Sunday, June 6, 2010

The Bradbury Shelf, Part 3

Wow. The calendar has flipped a couple pages since I posted the first two parts of this feature about a shelf in my office that's crammed with little bits of writerly inspiration. If you need a refresher, check out Part 1 and Part 2 of The Bradbury Shelf, where you can read about my love of both Ray Bradbury and Universal Monsters -- two staple ingredients found in the Frankensteinian lab that cooked up most of us Boomer-era monsterkids.

Moving over to the right side of the shelf (seen above), you'll find a couple more tips o' the hat to the Universal monsters, namely the Wolf Man. Lon Chaney, Jr.'s Larry Talbot was my absolute favorite monster as a kid, and that early fascination with a cursed character who's looking for a final exit probably goes a long way toward explaining why I still favor anti-heroes to this day. (And, yep, the box over there on the right is a Wolf Man model kit. Though this one's a reissue, I had all the original Aurora monster models as a kid, even those rarer ones like The Witch and The Bride of Frankenstein. Unfortunately, my collection came to a sad end one year when I got a Daisy BB gun for a birthday present -- and more's the pity. After the big gundown, I felt like I'd lined my best friends up against a wall and played executioner; which may sound melodramatic, but, hey, that's the way I felt.)

Besides ol' Lon, this section of the Bradbury shelf also has some writing-related items. Smack dab in the middle is my first Bram Stoker award, presented for my short story collection Mr. Fox and Other Feral Tales in 1993. I've received two other Stokers from the Horror Writers Association, and each one of them is a little different, depending on the year they were awarded. The mold is the same (I believe it's a Gahan Wilson design), but the coloring varies quite a bit depending on the year of issue. Anyway, it's my goal to get five of these little houses. Then I want to enforce the Monopoly board-game rule and turn 'em in to the HWA in exchange for the Bates Motel. I don't know if it'll work, but I intend to try.

Next to the Stoker is (most likely) the last bottle of Night Shade Imperial Stout in existence. This particular brew was produced in conjunction with the last World Fantasy Con, and I liberated it from an ice-filled bathtub during a daring security breach at the Night Shade publishing party. That's my buddy Jeremy Lassen on the label looking particularly Imperial (if you ask me). I'm sure it's a superior brew -- the pale ale (or maybe it was a pilsner) certainly was.

The other stuff on the shelf is Halloween memorabilia. That black cat with the day-glo outline dates from the sixties and used to go up for annual display in the front window of our house when I was a kid -- it's got a kind of retro rockabilly vibe going on that I love . The Jack o' Lantern and skull are actually little battery-operated lanterns my mom passed on to me some years ago -- I'm pretty sure they date from the forties or fifties.
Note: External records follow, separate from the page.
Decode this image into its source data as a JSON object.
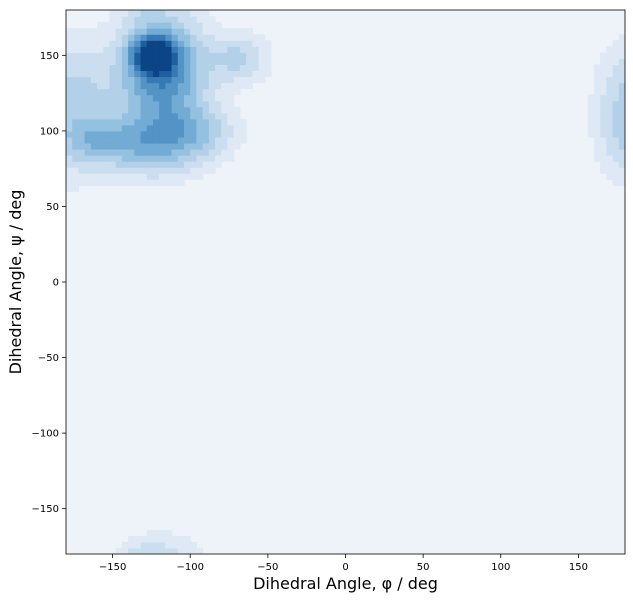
{
  "chart_data": {
    "type": "heatmap",
    "subtype": "kde-density-contour",
    "xlabel": "Dihedral Angle, φ / deg",
    "ylabel": "Dihedral Angle, ψ / deg",
    "xlim": [
      -180,
      180
    ],
    "ylim": [
      -180,
      180
    ],
    "xticks": [
      -150,
      -100,
      -50,
      0,
      50,
      100,
      150
    ],
    "yticks": [
      -150,
      -100,
      -50,
      0,
      50,
      100,
      150
    ],
    "xtick_labels": [
      "−150",
      "−100",
      "−50",
      "0",
      "50",
      "100",
      "150"
    ],
    "ytick_labels": [
      "−150",
      "−100",
      "−50",
      "0",
      "50",
      "100",
      "150"
    ],
    "grid": false,
    "colormap": "Blues",
    "background_color": "#eef3fa",
    "density_peaks": [
      {
        "phi": -123,
        "psi": 150,
        "sphi": 9,
        "spsi": 8,
        "weight": 1.0
      },
      {
        "phi": -118,
        "psi": 138,
        "sphi": 16,
        "spsi": 22,
        "weight": 0.55
      },
      {
        "phi": -125,
        "psi": 93,
        "sphi": 22,
        "spsi": 12,
        "weight": 0.35
      },
      {
        "phi": -160,
        "psi": 94,
        "sphi": 12,
        "spsi": 8,
        "weight": 0.18
      },
      {
        "phi": -100,
        "psi": 103,
        "sphi": 16,
        "spsi": 10,
        "weight": 0.16
      },
      {
        "phi": -70,
        "psi": 148,
        "sphi": 12,
        "spsi": 10,
        "weight": 0.14
      },
      {
        "phi": -165,
        "psi": 120,
        "sphi": 15,
        "spsi": 25,
        "weight": 0.1
      },
      {
        "phi": 180,
        "psi": 110,
        "sphi": 12,
        "spsi": 25,
        "weight": 0.1
      },
      {
        "phi": -130,
        "psi": -180,
        "sphi": 8,
        "spsi": 6,
        "weight": 0.05
      }
    ]
  }
}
Slot batteries in these suckers, and (believe it or not) they still work. I do that once a year, during the week leading up to Halloween.

The last little bit of 10/31 on the shelf is a metal paddle with a black cat design (it's over on the left). This was something Tia found, and it's got a couple little orange plastic balls attached to wires mounted in the handle. If you shake the thing back and forth, those balls set up a hellacious racket against the metal plate. I'm not sure exactly why you'd ever want to do this, but I am pretty certain that if you put this device to work at midnight in a cemetery on Halloween you might actually be able to wake the dead.

Not that I've ever tried doing that myself. Hey, I'm a horror writer. I don't go around messing with the supernatural, especially on Halloween night. I'm kind of superstitious that way.